Limitations include:

• Early denoising steps rely on Tweedie estimates of $\hat{x}_0$, which can be unreliable; thus, strong initial regularisation is required.
• Direct gradient-based optimisation requires differentiable $R(x)$ or incurs higher computational cost with finite-difference estimation.
• Null-TTA has only been demonstrated with text-to-image diffusion; extension to other modalities depends on verifying their conditioning spaces also admit a semantically coherent manifold.
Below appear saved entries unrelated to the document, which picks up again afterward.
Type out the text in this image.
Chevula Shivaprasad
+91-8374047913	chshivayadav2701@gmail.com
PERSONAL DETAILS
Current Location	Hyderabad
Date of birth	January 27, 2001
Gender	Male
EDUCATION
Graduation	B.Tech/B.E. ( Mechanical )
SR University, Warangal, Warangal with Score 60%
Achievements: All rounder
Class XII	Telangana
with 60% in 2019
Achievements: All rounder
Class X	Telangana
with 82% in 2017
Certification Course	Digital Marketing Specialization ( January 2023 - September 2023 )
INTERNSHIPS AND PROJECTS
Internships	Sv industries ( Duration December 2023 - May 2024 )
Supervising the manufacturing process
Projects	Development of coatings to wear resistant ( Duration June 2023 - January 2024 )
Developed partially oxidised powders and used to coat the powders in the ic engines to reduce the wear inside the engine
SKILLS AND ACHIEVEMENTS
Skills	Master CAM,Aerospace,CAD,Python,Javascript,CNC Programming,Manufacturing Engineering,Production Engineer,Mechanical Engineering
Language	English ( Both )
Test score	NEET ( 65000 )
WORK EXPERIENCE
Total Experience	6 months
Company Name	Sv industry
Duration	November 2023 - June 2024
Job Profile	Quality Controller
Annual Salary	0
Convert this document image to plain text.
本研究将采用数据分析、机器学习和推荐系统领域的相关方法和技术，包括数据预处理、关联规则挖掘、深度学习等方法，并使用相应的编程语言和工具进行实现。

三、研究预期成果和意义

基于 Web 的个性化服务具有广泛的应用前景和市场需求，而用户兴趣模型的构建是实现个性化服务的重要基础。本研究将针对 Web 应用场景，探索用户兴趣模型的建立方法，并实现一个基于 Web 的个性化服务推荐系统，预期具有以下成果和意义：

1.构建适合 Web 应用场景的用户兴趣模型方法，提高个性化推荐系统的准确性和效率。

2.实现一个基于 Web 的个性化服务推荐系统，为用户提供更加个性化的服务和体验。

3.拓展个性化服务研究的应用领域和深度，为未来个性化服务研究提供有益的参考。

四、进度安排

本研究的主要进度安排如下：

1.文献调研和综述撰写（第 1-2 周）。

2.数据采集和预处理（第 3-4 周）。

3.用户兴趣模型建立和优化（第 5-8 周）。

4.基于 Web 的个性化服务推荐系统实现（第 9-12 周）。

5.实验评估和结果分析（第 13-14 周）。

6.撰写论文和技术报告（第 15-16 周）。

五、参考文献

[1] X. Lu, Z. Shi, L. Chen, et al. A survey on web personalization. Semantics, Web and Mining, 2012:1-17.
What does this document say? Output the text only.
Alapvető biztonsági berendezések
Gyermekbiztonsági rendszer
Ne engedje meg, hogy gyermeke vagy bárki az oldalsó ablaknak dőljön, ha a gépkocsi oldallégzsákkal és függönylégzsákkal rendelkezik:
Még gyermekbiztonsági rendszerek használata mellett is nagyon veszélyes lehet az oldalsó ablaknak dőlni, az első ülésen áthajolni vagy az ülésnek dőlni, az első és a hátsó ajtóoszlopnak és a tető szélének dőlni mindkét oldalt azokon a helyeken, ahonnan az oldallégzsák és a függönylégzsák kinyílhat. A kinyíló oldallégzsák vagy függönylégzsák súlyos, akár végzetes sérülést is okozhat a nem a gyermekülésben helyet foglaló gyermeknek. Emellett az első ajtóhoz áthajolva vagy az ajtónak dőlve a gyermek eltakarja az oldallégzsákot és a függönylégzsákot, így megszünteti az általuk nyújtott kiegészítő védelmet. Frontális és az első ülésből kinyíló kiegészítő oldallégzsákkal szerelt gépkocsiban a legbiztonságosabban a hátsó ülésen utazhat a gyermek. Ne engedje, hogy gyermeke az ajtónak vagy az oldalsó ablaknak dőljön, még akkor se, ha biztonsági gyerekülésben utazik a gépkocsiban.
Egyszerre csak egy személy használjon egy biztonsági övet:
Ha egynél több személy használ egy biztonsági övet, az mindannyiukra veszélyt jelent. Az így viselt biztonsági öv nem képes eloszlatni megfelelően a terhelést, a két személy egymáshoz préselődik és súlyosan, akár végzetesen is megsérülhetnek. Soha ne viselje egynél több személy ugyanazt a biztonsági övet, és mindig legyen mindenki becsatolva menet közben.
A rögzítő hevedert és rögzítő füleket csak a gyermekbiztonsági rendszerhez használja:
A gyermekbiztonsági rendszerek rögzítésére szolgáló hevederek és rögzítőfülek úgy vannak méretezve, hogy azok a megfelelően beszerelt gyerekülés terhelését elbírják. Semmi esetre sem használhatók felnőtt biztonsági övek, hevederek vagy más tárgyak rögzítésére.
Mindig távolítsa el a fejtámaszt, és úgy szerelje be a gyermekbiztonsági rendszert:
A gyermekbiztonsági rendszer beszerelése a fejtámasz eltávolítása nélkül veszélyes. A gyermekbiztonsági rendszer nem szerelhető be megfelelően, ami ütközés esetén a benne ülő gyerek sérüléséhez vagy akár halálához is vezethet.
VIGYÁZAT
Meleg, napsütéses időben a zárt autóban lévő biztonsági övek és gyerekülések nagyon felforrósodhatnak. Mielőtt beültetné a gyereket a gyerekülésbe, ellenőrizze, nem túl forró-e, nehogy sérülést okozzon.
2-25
Potential future extensions include learned reward proxies for early denoising steps, automated multi-objective scheduling, adaptation to non-differentiable scientific simulators, and joint optimisation of $\varphi'$ with a subset of U-Net parameters.

7. Significance and Outlook

Null-Text Test-Time Alignment establishes semantic-space optimisation as a principled alternative to latent/noise-based TTA for diffusion models (Kim et al., 25 Nov 2025). By harnessing the structure and interpretability of pretrained text embedding manifolds, Null-TTA achieves alignment of generative distributions with user-specified objectives while preserving cross-reward generalisation, visual quality, and diversity. This approach overcomes both the under- and over-optimisation drawbacks that beset prior TTA techniques, and delineates a promising research direction for robust, semantically faithful inference-time adaptation in generative models.